If your overall medical status is such that you are not a safe and appropriate candidate for outpatient tummy tuck surgery, then by all means, hospital care is reasonable. That being said, I operate in my own fully-accredited in-office surgical facility (and have done so for 24 years), and do dozens of outpatient tummy tucks each and every year. Safely, and comfortably for the patient, as well as less expensive for better care.
How can my office surgical facility be better than the hospital? Well, first of all, my office does not expose you to sick patients or nasty bacteria--only healthy, elective surgery patients in my operating rooms! Second, our anesthesia is better than the (safe, routine, cheap) inhalation anesthetic you receive at the hospital. For more information on this, read my article (click the About tab on my profile page) on this site titled: "Is TIVA (Total IV Anesthesia) or General Anesthesia Safer?"
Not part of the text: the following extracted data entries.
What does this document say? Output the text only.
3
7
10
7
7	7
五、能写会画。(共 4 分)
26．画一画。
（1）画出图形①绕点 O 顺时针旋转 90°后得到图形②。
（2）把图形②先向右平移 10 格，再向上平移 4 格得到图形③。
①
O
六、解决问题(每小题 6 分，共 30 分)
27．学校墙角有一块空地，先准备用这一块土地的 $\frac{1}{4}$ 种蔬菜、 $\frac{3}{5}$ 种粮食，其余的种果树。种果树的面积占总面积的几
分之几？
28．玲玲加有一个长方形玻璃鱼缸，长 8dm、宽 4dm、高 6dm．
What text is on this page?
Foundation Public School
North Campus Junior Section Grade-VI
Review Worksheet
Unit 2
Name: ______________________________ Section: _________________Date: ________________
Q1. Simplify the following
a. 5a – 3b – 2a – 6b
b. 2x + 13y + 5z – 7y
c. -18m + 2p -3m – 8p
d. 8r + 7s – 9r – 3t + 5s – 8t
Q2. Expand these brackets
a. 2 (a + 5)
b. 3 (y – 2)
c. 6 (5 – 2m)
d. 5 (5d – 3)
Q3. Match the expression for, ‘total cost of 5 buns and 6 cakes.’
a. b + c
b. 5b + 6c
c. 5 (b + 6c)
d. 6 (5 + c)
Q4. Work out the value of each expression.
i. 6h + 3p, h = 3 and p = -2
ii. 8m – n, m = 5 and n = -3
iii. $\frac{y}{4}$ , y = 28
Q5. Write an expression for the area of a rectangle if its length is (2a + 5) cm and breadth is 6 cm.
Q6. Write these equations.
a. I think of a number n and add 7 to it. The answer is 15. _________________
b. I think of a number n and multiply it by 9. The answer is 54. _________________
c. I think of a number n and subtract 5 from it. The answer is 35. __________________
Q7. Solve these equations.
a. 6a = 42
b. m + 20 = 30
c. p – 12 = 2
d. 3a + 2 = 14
Assuming the plastic surgeon you choose to perform your surgery operates at an accredited surgical facility (either his or her own, a stand-alone outpatient facility, or a hospital-affiliated surgicenter), you will get identical monitoring as you would at a hospital, including availability of "crash cart" medications, defibrillator, malignant hyperthermia medications, etc. What you won't have is the higher cost, increased overhead (to pay for all the patients who receive hospital or ER care without having insurance), and things you don't need like MRI and CT scanners, angiography suites, and lots of doctors of specialties not involved in your care.
Also, any outpatient who goes home has the same prescription pain medications as the hospital, just not a nurse to inject them into your bottom! In the recovery room at an outpatient facility you will still receive the same intravenous pain medications used at the hospital, and perhaps even more thoughtful ways your surgeon has learned to control incisional pain, muscle spasm, nausea, and swelling/inflammation.
So if you are the typical young, healthy patient that usually asks for tummy tuck surgery, you have no reason to go to a hospital (unless that is the only place your surgeon operates, or if the anesthesia practices have such a high PONV--post-operative nausea and vomiting--rate that patients that could have gone home with better anesthesia are "green and barfing" and must stay to get that under control!)
See several ABPS-certified plastic surgeons who have busy enough practices that they operate their own AAAASF-accredited surgical facility; you will get not only safe and better anesthesia, but likely a more experienced surgeon and superior cosmetic result. Best wishes!